The Council of Ministers (Cabinet) met in Maputo on Tuesday to consider the preliminary draft of the 2020 economic and social plan and the general lines to be observed in drawing up the state budget.
These documents are months late. Normally the plan and budget are approved and voted on by the country’s parliament, the Assembly of the Republic, in December of the year prior to their implementation. But no Assembly sitting was held in late 2019 because of the general and provincial elections of 15 October.
Only now is the government preparing this year’s plan and budget, for the consideration of the newly elected Assembly, and the fast-moving international COVID-19 situation is forcing amendments.
Speaking to reporters after the meeting, the government spokesperson, Deputy Justice Minister Filimao Suaze said he could not provide macro-economic data, because the documents are still receiving contributions, and there is a great deal of uncertainty about the eventual impact of the pandemic on Mozambique.
No cases of COVID-19 have yet been detected in Mozambique, said Suaze, but there were cases reported from South Africa, Eswatini (Swaziland) and Tanzania. This situation, Suaze warned, could justify further government measures, in addition to those announced by President Filipe Nyusi on Saturday.
Those meetings included a ban on gatherings of more than 300 people, the cancellation of state visits abroad, and obligatory quarantine for 14 days for any traveller arriving from countries with significant COVID-19 outbreaks.
“The situation occurring internationally is altering macro-economic forecasts, even in first world countries”, said Suaze. “We are not an island in this question of coronavirus.
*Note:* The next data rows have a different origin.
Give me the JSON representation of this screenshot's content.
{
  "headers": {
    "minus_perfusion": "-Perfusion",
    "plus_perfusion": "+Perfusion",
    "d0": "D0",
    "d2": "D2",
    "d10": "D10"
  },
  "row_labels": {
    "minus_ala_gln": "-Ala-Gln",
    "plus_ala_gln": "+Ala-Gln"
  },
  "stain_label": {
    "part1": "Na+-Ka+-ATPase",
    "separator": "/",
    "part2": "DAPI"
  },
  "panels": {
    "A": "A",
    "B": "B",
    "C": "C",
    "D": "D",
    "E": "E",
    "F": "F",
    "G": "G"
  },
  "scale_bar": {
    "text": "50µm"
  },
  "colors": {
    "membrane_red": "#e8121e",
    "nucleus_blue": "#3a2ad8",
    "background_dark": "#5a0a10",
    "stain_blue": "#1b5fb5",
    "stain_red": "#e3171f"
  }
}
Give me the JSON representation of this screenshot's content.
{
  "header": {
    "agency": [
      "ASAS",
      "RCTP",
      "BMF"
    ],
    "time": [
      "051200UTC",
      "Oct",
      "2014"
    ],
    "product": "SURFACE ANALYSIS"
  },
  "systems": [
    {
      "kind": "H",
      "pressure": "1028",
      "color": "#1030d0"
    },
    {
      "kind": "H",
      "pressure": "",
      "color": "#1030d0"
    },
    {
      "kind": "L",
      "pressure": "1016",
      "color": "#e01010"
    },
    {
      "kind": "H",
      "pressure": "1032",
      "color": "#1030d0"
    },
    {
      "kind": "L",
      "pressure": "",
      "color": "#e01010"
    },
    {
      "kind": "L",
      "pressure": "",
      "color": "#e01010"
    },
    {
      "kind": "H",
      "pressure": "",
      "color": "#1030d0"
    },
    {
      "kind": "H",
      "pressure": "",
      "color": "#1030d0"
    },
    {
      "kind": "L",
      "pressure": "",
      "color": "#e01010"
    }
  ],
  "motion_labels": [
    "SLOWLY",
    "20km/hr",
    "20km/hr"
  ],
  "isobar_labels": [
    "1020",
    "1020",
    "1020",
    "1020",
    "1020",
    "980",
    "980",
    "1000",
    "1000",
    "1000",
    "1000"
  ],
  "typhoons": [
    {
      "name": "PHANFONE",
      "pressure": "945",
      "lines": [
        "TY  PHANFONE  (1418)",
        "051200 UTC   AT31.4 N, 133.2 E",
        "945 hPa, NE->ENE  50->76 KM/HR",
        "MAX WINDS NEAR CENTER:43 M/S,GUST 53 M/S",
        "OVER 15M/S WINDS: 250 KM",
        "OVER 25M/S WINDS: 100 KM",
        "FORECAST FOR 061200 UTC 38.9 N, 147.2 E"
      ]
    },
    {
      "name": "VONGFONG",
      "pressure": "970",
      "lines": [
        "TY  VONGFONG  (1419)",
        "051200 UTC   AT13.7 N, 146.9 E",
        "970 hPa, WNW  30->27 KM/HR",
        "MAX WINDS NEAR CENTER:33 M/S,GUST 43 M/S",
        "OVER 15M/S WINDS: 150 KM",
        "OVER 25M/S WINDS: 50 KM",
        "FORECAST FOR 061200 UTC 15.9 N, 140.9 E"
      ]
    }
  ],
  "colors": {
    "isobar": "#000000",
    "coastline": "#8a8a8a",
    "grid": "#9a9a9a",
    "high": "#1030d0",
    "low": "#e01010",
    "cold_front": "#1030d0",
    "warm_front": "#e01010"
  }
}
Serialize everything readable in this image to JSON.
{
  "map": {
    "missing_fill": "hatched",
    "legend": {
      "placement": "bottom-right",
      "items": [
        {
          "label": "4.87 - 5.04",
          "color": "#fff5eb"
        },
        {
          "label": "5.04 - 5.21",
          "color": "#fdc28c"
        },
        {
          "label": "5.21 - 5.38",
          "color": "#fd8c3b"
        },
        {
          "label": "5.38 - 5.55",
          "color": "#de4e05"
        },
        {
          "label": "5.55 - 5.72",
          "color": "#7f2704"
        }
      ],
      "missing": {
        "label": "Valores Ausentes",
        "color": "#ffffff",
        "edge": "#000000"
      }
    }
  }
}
We are integrated into the world economy, and so what happened this morning which we are not yet aware of, and what may happen tomorrow, will be determinant in altering, from one day to the next, some of our programmatic documents for governance”.
It was thus inevitable that the 2020 plan and budget “will reflect the macro-economic impact of the coronavirus”.
Were there to occur just one case of COVID-19 in the country, Suaze warned, that would be enough to alter the government’s plans.
In order to keep within the limit of 300 people for the next parliamentary sitting, scheduled to begin on 25 March, the Assembly spokesperson, Oriel Chemane, announced that the number of guests will be restricted.
The government will only be allowed to send five of its members to accompany the Prime Minister.
The heads of sovereign bodies (such as the President of the Supreme Court) may attend, as may the dean of the diplomatic corps, and three additional representatives of each of the three parliamentary political parties.
As for journalists, only the team of the publicly-owned Mozambique Television (TVM) will be allowed into the parliamentary chamber. TVM must offer its footage to the various private television stations.
Print and radio journalists can work from the sound-proofed rooms overlooking the chamber. The favouritism shown to TVM is bound to cause outrage, since this station is widely regarded as biased in favour of the ruling Frelimo party.
These restrictions may reduce the number of people inside the parliamentary chamber at any one time to less than 300, but they completely ignore the rest of the parliamentary building, including the lobby and canteens.